Tout d’abord « L’Affaire des carnets – Réponse à Octonovo », présenté avec une nouvelle préface de Franck Daffos (un extrait est à découvrir ci-dessous). Ce livre qui fut un véritable bestseller lors de sa sortie – il y a huit ans déjà – et qui permit alors de remettre « l’église » au centre du petit village audois…, Laurent Buchholtzer alias… « Octonovo » qui avait alors réalisé – pour lui-même – la fiche de lecture de ce magnifique livre s’en souvient encore…
Et puis, autre tome en réédition, « L’Or de Rennes… », ouvrage coécrit avec Didier Hericart de Thury, publié en juillet 2011, livre qui eut l’honneur, en son temps, de faire le journal de 20 heures de TF1, en cet été 2011.
Ces deux livres de combat, fort appréciés des connaisseurs, méritaient grandement une nouvelle édition qui confirme, si besoin était, l’immense travail d’études et de recherches mené depuis deux décennies par ce chercheur hors pair qu’est Franck Daffos. Deux livres à retrouver sur le site des éditions et des extraits sur notre WebZine dès aujourd’hui… !
EXTRAIT DU LIVRE
(…)
Pour revenir au tableau de Teniers, nous laissons aux fins observateurs le plaisir de l’ausculter à loisir. Ils y trouveront bien d’autres choses encore : entre autres une église qui n’est pas sans signifier comment devait être celle de Rennes-le-Château à la fin du XVIIe siècle, et dans l’arrière plan une montagne bien connue de la région …
Ce tableau, nous venons de le voir, est en partie basé sur des visuels facilement compréhensibles en français, langue qui pourtant n’était pas celle de David Teniers le jeune.
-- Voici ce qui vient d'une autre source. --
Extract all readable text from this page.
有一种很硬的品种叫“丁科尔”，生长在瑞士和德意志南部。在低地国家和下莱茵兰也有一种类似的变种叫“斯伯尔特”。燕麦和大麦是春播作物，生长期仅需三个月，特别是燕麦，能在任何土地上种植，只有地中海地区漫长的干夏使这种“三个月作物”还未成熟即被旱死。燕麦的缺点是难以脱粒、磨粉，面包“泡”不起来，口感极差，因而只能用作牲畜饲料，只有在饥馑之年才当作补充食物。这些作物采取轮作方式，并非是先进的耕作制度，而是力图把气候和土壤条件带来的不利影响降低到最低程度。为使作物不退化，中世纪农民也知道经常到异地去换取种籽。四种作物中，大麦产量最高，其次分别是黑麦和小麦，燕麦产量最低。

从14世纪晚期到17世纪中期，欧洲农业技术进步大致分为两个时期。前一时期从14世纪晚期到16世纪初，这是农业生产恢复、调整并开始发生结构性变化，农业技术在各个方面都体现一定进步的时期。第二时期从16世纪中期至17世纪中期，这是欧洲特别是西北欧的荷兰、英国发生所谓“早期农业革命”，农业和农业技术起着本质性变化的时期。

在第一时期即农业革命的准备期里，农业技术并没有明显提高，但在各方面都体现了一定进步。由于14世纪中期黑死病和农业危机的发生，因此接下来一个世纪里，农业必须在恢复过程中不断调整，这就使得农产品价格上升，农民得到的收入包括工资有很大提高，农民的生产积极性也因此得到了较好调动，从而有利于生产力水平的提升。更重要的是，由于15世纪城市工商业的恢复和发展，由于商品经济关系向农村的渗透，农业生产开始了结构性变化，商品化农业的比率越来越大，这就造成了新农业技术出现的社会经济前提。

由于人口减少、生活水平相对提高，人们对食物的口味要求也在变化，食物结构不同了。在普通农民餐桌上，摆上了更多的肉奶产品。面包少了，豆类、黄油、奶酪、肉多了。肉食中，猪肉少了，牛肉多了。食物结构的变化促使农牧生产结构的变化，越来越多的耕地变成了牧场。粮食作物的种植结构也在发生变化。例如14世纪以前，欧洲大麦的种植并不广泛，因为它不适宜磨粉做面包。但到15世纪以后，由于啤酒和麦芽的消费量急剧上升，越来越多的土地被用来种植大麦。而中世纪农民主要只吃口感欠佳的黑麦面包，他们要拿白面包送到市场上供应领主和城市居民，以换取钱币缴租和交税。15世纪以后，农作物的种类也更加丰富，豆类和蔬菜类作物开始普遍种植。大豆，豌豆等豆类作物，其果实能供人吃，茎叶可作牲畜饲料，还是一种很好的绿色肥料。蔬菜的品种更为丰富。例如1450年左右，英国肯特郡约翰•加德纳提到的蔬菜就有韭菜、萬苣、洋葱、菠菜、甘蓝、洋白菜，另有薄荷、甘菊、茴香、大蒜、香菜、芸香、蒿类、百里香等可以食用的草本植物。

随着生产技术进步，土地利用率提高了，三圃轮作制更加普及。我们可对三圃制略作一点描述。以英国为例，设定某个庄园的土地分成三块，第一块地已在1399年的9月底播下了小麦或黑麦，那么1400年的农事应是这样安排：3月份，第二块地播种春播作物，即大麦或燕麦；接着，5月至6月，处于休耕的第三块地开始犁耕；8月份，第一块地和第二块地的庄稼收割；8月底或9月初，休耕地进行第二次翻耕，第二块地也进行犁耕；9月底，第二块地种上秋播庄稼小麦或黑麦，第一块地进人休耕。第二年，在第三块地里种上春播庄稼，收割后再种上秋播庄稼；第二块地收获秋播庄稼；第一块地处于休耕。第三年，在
Son concepteur ne put donc être qu’un français dont il est facile de retrouver la trace, sachant que le tableau est daté de la deuxième partie des années 1670…
Tous ceux qui se sont intéressés à l’histoire du Razès durant le XVIIe siècle n’ont pu que constater l’affrontement latent sur plusieurs décennies entre le Roi de France, Louis XIV, et Mgr Nicolas Pavillon, évêque d’Alet. On le sait, ce dernier ne plia jamais l’échine, et que ce soit sur fonds de querelle janséniste ou de chicaneries administratives à propos de la régale , Louis XIV caressa toujours l’espoir secret de se débarrasser de ce trop encombrant prélat auréolé d’une extraordinaire réputation de sainteté.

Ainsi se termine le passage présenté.